Teltschik: Die Meinung der Russen ist, dass man sie nicht ernst genommen hat. Das will ich so nicht bestätigen. Aber man hat andere Schwerpunkte gesetzt. Man hat sich mehr um Afghanistan oder den Irak gekümmert und hat in Europa immer nur von den eingefrorenen Konflikten, zum Beispiel in Moldawien, Weißrussland oder dem Balkan gesprochen, ohne etwas zu tun, um diese Konflikte wirklich zu lösen.

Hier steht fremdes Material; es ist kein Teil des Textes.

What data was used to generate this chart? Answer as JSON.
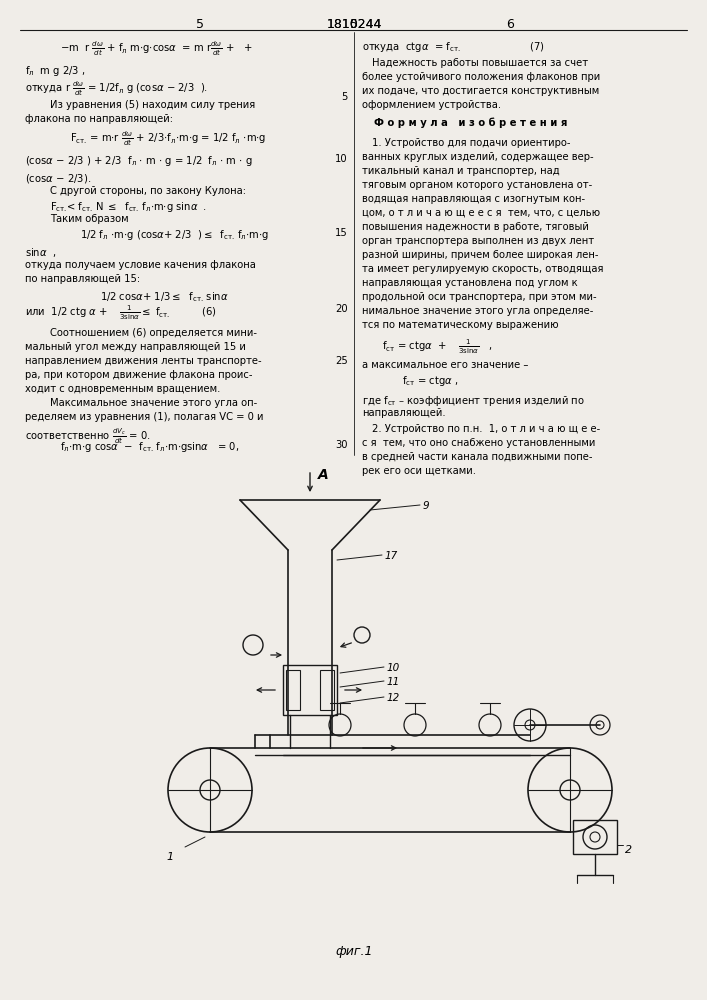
{
  "page_width": 7.07,
  "page_height": 10.0,
  "bg_color": "#f0ede8",
  "header_left_num": "5",
  "header_center": "1810244",
  "header_right_num": "6",
  "fig_caption": "фиг.1"
}
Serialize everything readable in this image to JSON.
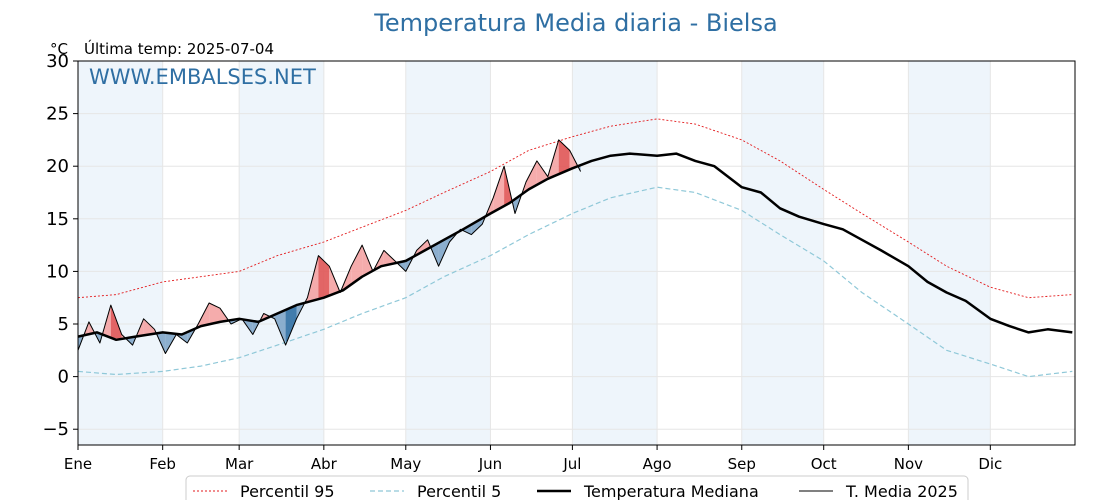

"Die Hoffnungen nicht zu hoch schrauben"
tagesschau.de: Am kommenden Montag wird die EU einen Sondergipfel zum Konflikt in Georgien abhalten Was kann die EU tun?
Teltschik: Sie muss erst einmal eine gemeinsame Position entwickeln. Und das wird schwer genug. Momentan neigen die osteuropäischen Länder in der Union eher Georgien zu, während westliche Länder wie Frankreich oder Deutschland traditionell gute Beziehungen zu Russland haben.
tagesschau.de: Man sollte also die Hoffnungen nicht zu hoch schrauben?
Teltschik: Nein, aber es ist sehr gut, dass EU-Ratspräsident Nicolas Sarkozy den Gipfel einberufen hat. Wann, wenn nicht in solchen Situationen, sollten sich die Europäer zusammensetzen und gemeinsame Lösungen entwickeln?